I ministri delle finanze dell’Unione europea, riuniti fino a oggi a Dublino (l’Irlanda ha la presidenza semestrale) hanno Cipro come menu principale, ma ormai tutti i pensieri vanno alla Slovenia, che rischia di essere il prossimo caso di grossa crisi. Il presidente dell’Eurogruppo, l’olandese Joroen Dijsselbloem, ha cercato di evitare polemiche, affermando all’apertura dei lavori: «La Slovenia non è all’ordine del giorno». Eppure, l’euro rischia di essere di nuovo nella tempesta a causa della Slovenia, che ha aderito alla moneta unica nel 2007. Lo scenario che si profila in Slovenia è purtroppo quello ormai solito: debito e deficit in crescita, spinti al rialzo dalla recessione in corso. All’origine, anche a Ljubljana c’è una crisi bancaria, eredità degli anni folli, quando la Slovenia era considerata una piccola Svizzera dei Balcani. Le proporzioni non sono, per fortuna, quelle di Cipro: nell’isola le banche pesavano quasi otto volte il pil, in Slovenia è solo il 130%. Ma le due più grosse banche, come a Cipro, sono in piena tempesta e rischiano il crollo. Per l’Italia in particolare è una bruttissima notizia, visto che le banche italiane (Intesa-San Paolo e Unicredit) hanno in Slovenia un’esposizione per 7,6 miliardi, seconda solo all’Austria (12,6 miliardi). I tassi di interesse sul debito estero stanno ormai sfiorando il 7% in Slovenia, che questa settimana è riuscita a collocare in buoni del tesoro solo la metà dei 100 milioni di euro previsti. La Slovenia ha dal 20 marzo un nuovo governo di centro-sinistra. La premier, Alenka Bratusek, non si fa illusioni: da Bruxelles i consigli sono sempre gli stessi, tagli al welfare, privatizzazioni, riforma al ribasso per mercato del lavoro e pensioni. Una ricetta amara per un paese che ha visto raddoppiare la disoccupazione dal 5 al 10% in meno di 5 anni.

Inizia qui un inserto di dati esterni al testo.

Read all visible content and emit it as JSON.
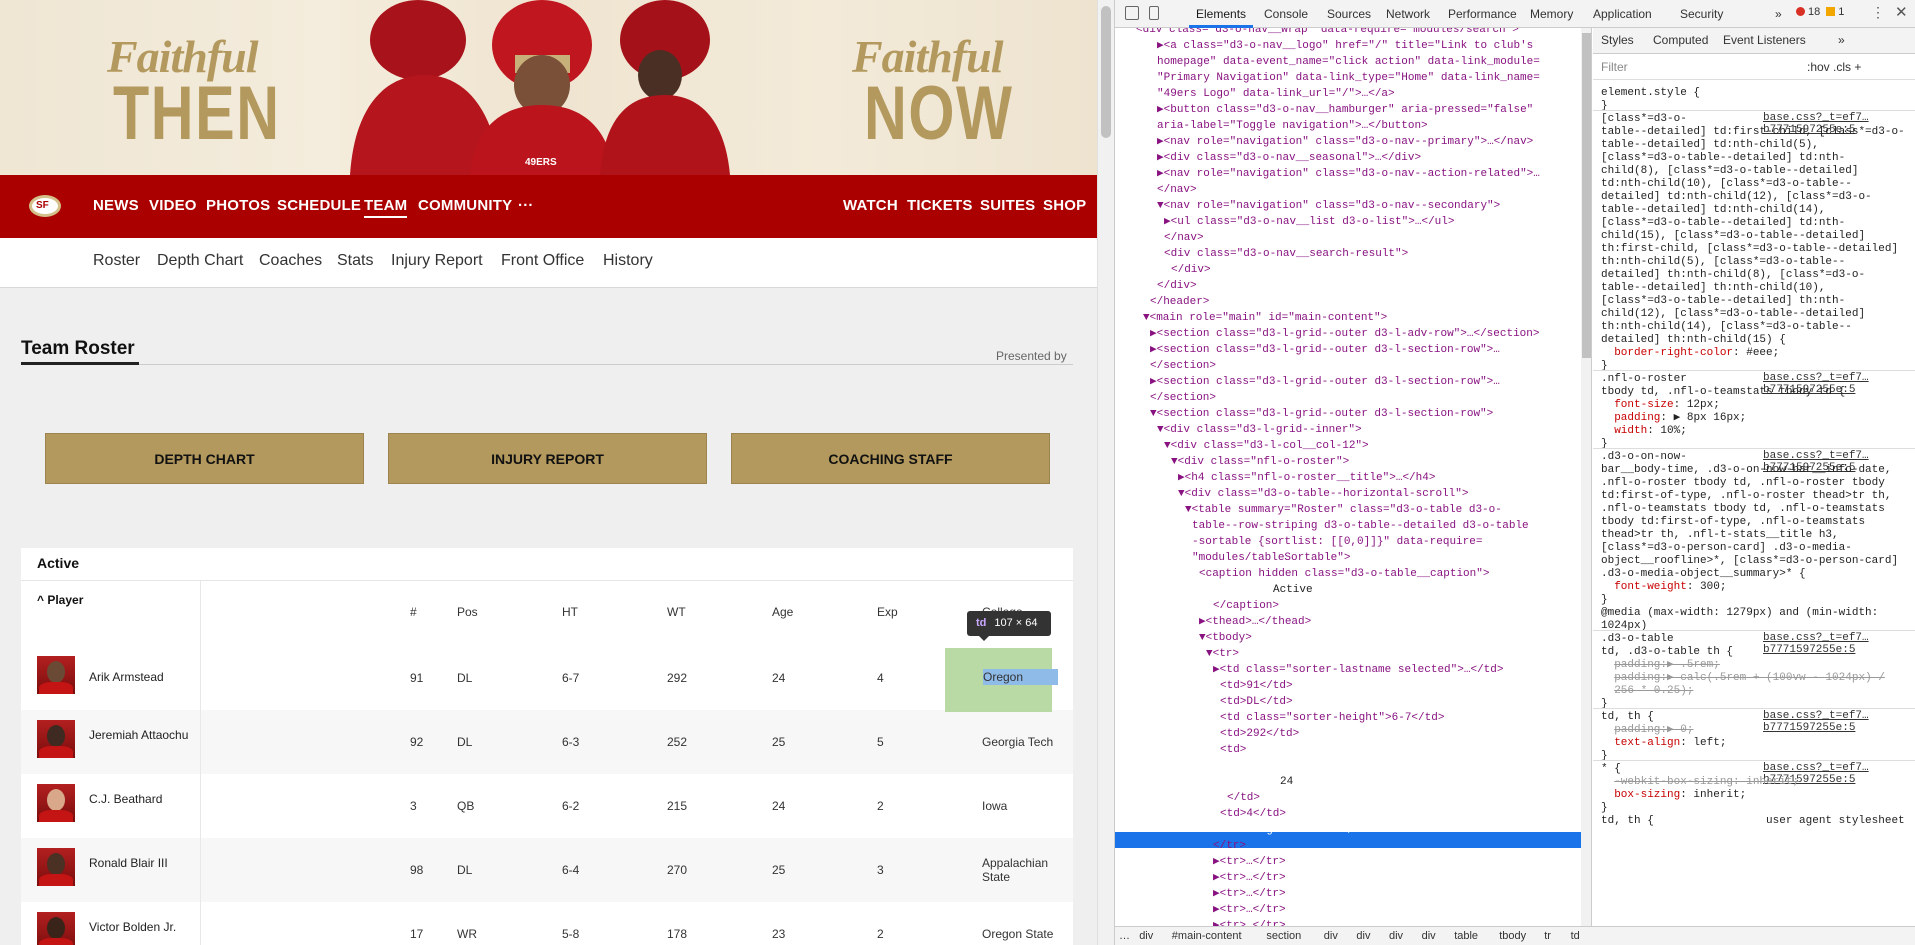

A Dublino i ministri delle finanze sperano di poter chiudere il caso Cipro. È stato approvato il piano di aiuti di 10 miliardi, messo a punto il 25 marzo scorso. Adesso il testo verrà ratificato dai paesi della zona euro – in Germania sarà messo al voto al Bundestag la prossima settimana. Per ottenere la ratifica, in particolare a Berlino, è stato negato a Cipro un aumento dell’aiuto. Saranno 10 miliardi (9 da Ue e Bce, 1 dall’Fmi) e nulla di più. Il commissario agli affari economici, Olli Rehn, ha cercato di chiudere la polemica crescente affermando che «nulla è cambiato» e suggerendo ai giornalisti di «non addizionare pere e mele». Eppure Cipro aveva fatto trapelare, alla vigilia del Consiglio finanza, di aver bisogno di più soldi. Il costo del salvataggio di Cipro sarebbe passato da 17 miliardi a 23. Se non ci sarà un aumento di aiuti, il peso cadrà tutto sui ciprioti e sugli intestatari dei conti bancari. Il prelievo sui conti al di sopra dei 100mila euro potrebbe arrivare al 60%, secondo l’Fmi. La direttrice dell’Fmi, Christine Lagarde, ha rifiutato qualche settimana fa la richiesta del presidente cipriota, Nicos Anastasiades, di mettere un tetto del 30% per i prelievi. Quindi, per Cipro la ricetta si aggrava: più privatizzazioni, più tasse, e c’è persino la vendita delle riserve d’oro.

Il terremoto francese causato dalle dimissioni del ministro delle finanze, Jérôme Cahuzac, accusato di avere un conto all’estero, ha portato in primo piano la questione fiscale. Ma di evasione i 27 parleranno al prossimo vertice dei capi di stato e di governo. Intanto, continuano le pressioni per far cedere l’Austria: dopo l’alleggerimento del segreto bancario, accettato dal Lussemburgo, Vienna è invitata a fare altrettanto. Ma la ministra delle finanze, Maria Fekter, non a torto ha ricordato ieri che c’è in Europa un pesce ben più grosso dell’Austria per quanto riguarda le pratiche da paradiso fiscale: la Gran Bretagna, con la City e le isolette della Manica con bandiera britannica.